Warning Zone #36 - Missão CS

30 jun 2012

Warning Zone #36 - Missão CS

No episódio anterior, Tungstênio ordena que seu grupo vá dar uma voltinha para tentar ter alguma ideia. Seamonkey, Enxofre e Montanha caminham por Stringtown e terminam entrando em uma empresa de segurança na esperança de descobrir o que estão falando deles no noticiário.

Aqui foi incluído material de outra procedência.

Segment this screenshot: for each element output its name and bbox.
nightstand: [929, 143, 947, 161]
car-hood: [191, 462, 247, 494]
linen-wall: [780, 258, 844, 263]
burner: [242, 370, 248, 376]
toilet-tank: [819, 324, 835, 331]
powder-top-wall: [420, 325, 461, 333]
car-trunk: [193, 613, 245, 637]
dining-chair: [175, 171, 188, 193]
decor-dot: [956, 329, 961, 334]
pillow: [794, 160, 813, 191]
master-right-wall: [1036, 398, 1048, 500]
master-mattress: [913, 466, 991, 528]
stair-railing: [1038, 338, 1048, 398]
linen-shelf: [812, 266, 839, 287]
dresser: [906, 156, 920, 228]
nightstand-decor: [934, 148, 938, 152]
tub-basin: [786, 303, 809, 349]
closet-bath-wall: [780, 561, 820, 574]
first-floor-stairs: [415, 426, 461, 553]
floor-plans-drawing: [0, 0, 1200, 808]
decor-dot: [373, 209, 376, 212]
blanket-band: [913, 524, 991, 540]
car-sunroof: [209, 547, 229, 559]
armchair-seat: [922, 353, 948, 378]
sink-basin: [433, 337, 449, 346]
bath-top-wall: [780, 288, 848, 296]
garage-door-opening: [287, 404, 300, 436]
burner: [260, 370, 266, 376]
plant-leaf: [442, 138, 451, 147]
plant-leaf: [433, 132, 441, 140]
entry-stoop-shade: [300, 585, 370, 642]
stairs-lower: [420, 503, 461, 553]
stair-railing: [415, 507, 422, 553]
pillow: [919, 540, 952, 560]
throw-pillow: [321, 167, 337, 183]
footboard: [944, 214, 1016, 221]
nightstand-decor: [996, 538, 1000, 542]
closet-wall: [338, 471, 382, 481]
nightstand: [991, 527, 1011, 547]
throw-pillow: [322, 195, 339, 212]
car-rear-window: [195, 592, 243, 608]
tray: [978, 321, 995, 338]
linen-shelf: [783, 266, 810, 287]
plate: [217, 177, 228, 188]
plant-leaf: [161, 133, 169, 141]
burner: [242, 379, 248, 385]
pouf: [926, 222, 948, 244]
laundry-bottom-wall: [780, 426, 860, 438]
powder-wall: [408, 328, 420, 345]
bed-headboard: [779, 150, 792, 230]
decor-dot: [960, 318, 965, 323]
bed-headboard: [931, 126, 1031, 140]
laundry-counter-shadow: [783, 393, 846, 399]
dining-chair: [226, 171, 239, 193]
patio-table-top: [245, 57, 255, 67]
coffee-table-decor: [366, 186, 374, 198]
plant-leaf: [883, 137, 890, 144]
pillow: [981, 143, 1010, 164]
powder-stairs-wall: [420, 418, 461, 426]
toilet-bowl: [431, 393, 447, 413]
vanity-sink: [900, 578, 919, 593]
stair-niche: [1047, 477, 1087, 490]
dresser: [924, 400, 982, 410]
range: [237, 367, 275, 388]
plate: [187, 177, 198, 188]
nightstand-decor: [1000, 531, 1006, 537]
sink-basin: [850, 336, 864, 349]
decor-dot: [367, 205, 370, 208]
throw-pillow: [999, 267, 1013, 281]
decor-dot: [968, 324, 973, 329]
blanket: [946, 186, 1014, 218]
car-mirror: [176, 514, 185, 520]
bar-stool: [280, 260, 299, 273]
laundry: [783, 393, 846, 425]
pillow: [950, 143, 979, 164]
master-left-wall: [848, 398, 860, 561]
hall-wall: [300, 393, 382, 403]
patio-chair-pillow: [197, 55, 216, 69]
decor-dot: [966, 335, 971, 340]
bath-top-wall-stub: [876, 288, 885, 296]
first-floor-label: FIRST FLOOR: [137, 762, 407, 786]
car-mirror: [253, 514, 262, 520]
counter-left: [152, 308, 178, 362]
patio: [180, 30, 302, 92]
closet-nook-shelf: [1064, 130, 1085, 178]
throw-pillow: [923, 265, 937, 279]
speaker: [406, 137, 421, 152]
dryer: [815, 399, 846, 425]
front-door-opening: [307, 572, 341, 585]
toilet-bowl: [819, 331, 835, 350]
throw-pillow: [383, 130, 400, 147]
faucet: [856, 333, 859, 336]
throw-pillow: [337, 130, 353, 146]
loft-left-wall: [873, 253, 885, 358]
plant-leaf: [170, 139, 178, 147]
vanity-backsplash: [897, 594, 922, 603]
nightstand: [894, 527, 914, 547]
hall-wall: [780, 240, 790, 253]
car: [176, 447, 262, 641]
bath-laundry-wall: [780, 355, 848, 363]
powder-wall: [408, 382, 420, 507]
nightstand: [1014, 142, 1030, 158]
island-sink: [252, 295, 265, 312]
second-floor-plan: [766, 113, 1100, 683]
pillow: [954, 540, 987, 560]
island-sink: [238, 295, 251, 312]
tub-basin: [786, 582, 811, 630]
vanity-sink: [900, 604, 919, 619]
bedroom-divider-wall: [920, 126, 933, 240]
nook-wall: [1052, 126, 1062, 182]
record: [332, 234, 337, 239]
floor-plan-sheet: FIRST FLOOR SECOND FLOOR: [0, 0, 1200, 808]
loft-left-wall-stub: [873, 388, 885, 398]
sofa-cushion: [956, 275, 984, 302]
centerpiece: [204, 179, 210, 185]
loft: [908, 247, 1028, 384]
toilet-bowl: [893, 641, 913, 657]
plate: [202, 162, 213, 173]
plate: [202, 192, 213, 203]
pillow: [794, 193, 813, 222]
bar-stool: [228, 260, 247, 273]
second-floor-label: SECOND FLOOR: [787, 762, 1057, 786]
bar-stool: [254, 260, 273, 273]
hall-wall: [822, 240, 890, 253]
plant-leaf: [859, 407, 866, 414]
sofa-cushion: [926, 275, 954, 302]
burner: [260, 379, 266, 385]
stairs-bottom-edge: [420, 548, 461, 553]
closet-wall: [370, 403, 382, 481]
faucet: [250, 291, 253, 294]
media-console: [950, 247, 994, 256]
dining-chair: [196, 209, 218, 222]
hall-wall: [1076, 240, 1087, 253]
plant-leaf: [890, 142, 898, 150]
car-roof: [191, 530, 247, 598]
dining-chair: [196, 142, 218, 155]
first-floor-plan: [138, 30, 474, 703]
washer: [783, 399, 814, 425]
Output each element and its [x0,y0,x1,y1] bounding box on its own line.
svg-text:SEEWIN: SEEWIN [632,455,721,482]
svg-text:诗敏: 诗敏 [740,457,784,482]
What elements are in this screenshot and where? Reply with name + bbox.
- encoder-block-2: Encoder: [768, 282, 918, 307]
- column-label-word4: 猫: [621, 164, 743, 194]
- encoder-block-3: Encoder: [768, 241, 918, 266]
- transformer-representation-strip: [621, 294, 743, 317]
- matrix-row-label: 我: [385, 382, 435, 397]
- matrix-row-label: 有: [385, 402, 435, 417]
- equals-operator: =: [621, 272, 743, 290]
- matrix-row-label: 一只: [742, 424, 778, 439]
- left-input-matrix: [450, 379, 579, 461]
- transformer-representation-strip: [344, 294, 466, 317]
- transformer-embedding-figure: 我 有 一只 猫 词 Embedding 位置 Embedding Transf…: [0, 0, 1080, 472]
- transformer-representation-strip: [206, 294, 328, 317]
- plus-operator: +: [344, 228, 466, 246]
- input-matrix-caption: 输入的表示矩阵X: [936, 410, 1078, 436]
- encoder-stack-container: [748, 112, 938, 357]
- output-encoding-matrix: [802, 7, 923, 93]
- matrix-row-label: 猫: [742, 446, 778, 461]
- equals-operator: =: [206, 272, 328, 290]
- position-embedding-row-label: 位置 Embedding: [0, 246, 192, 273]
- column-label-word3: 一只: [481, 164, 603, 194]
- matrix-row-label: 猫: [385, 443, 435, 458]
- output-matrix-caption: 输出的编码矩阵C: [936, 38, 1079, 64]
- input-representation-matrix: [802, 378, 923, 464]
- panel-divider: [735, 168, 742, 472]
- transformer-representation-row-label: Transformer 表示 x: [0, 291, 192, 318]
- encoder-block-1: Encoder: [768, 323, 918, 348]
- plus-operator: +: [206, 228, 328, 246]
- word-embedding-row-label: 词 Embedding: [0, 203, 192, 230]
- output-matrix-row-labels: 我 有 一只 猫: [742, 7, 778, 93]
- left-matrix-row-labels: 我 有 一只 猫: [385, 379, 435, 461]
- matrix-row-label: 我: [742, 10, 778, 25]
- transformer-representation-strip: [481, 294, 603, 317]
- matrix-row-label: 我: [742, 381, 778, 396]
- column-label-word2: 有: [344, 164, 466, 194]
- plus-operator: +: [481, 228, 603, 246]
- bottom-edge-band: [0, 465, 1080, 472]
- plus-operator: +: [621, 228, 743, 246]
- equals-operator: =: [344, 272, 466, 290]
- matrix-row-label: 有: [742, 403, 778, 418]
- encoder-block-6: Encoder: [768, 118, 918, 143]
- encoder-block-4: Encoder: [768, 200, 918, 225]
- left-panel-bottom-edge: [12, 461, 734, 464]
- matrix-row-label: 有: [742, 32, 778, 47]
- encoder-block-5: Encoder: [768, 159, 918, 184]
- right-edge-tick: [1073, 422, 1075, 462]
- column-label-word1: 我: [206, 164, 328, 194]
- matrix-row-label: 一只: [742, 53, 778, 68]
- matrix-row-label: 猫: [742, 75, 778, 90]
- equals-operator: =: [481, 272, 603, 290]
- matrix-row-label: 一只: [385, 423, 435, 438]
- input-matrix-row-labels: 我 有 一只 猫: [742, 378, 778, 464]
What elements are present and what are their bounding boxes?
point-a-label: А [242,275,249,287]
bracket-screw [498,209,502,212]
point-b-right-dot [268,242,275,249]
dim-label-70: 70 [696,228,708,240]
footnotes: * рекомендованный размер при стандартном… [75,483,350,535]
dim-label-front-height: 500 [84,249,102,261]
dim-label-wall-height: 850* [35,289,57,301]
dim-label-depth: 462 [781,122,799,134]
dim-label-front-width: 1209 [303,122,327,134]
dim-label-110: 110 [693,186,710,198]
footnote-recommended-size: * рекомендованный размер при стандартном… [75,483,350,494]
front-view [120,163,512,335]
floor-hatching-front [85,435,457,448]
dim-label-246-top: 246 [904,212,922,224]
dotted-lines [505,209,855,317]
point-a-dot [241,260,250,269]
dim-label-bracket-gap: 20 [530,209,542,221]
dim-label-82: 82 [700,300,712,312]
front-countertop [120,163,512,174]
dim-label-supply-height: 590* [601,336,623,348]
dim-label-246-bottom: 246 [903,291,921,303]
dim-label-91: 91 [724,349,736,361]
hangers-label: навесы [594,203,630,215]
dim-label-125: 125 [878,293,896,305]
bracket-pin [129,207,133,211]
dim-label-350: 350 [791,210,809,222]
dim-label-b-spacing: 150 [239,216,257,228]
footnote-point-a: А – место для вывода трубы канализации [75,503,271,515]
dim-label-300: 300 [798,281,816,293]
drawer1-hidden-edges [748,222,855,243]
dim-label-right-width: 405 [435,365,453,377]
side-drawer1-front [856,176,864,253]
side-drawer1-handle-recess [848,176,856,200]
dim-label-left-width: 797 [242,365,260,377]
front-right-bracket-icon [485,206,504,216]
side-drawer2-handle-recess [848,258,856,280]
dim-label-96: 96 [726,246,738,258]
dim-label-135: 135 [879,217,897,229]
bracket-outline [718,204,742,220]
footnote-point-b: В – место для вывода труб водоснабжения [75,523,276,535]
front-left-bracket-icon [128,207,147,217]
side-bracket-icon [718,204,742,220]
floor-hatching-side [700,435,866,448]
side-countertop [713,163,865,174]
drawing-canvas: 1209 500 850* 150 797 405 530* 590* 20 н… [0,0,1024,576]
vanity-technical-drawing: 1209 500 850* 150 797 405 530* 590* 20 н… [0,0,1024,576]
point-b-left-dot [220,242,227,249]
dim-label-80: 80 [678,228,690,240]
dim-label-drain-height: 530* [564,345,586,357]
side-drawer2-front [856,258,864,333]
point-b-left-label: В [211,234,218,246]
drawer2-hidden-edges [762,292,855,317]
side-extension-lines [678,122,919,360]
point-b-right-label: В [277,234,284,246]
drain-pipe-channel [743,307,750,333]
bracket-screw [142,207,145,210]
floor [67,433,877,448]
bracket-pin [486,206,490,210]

Os três conseguem assistir o telejornal em uma televisão que já estava ligada, mas não sobre eles. A matéria fala sobre Dênis Jakobson, cientista de Stringtown que acaba de receber um prêmio internacional. Enxofre tem a ideia de sequestrá-lo.

No dia seguinte, na base do Grupo Satã...

Tungstênio: Estão todos prontos?

Enxofre: Na hora, chefia!

Montanha: Ainda não acredito que a gente vai fazer isso.

Enxofre: Por quê?

Montanha: Pra quê!?

Tungstênio: Você não percebe, Montanha? Desta vez o Enxofre teve realmente uma ideia brilhante! Jakobson tem pesquisas prevendo um futuro, um futuro que podemos mudar!

Montanha: E toda aquela ideia de assaltar o Exército?

Enxofre: Depois a gente vê isso, né?

Seamonkey: ...Se Dênis achar isso uma boa ideia.

Montanha: Já está assim? Com essa intimidade toda com ele?

Seamonkey: Que foi, Fred Flinstones, tá com ciume?

Montanha se afasta com raiva.

Enxofre: Não entendo esses dois, sabia?

Tungstênio: Tá, vamos deixar de conversa e mãos à obra! Temos muito o que fazer hoje.

 

Base do Grupo Satã. Um corsa verde estaciona com três tripulantes.

Darrel: Vamos nessa. Estão prontos?

xFencer: Estou.

Darrel: Vamos lá! Temos que pegá-los de surpresa!

xFencer: Tem certeza que essas correntes seguram eles?

Darrel: Certeza não tenho, mas temos que tentar!

Pandora: Tá, deixa eu ver então: a gente entra lá, taca spray de pimenta neles e tenta fazer eles desmaiarem com éter...

Darrel: Isso.

xFencer: Sabe que me ocorreu uma coisa agora?

Darrel: O quê?

xFencer: Se eles são de água, pedra e de metal, o funcionamento do organismo deles deve estar totalmente modificado. Quem garante que o éter funciona?

Darrel: Você quer garantia demais. Quem é que defendia que a gente programasse direto, sem diagramas? Pois vamos lá! Tentativa e erro.

xFencer: São coisas diferentes.

Pandora: E cê vai levar mesmo essa espada?

xFencer: Claro.

Pandora: A gente não precisa matar eles não.

xFencer: É por garantia.

Darrel olha para ele mais uma vez e balança a cabeça.

xFencer: Que foi?

Darrel: Nada. Vamos!

Os três correm para o prédio que era, até pouco tempo atrás, a empresa SysAtom Technology.

Darrel: Esperem. Vamos devagar. Em formação.

Pandora: Como assim?

xFencer: Como no CS.

Pandora: Que é isso?

Darrel: Counter Strike.

Pandora: Ah...

Darrel: Me esperem aqui e fiquem prontos para entrar ao meu sinal, Vou ver se está limpo.

Pandora: Oquêi!

Darrel entra correndo e se esconde encostado na parede. Olha lentamente ao redor enquanto a vista se acostuma ao ambiente mais escuro. Seus ouvidos atentos a qualquer ruído. Então faz sinal para os outros dois, que o seguem.

Vão até a sala e a encontram vazia.

Chegam a um dos quartos: nada. Depois de percorrer mais alguns ambientes do prédio improvisado eles se encontram na entrada.

xFencer: É, nada deles dessa vez.

Pandora: E agora?

xFencer: Eu tenho que ir embora. Posso demorar muito aqui não que eu tenho um trabalho de Análise 2 para entregar.

Darrel: Certo. Agora não deu... Vamos embora mesmo.

Pandora: A gente veio aqui pra nada!

Darrel: Vamos nos preparar que eles certamente estão aprontando alguma.

xFencer: Com certeza! Olha, a gente devia ter trazido explosivos!

Darrel: Para destruir a base?

xFencer: Claro! Eles não teriam mais para onde ir e iam levar tempo arrumando.

Darrel: Não é uma ideia tão boa. Eles poderiam ocupar outro terreno e teríamos mais trabalho para descobrir onde estão.

xFencer: Verdade... Será que eles já mudaram pra outro canto?

Darrel: Não sei. Depois a gente tenta de novo. Que jeito?

Os três entram no corsa verde e partem daquela base abandonada.

P. S.: Publicado inicialmente na Revista Espírito Livre #36.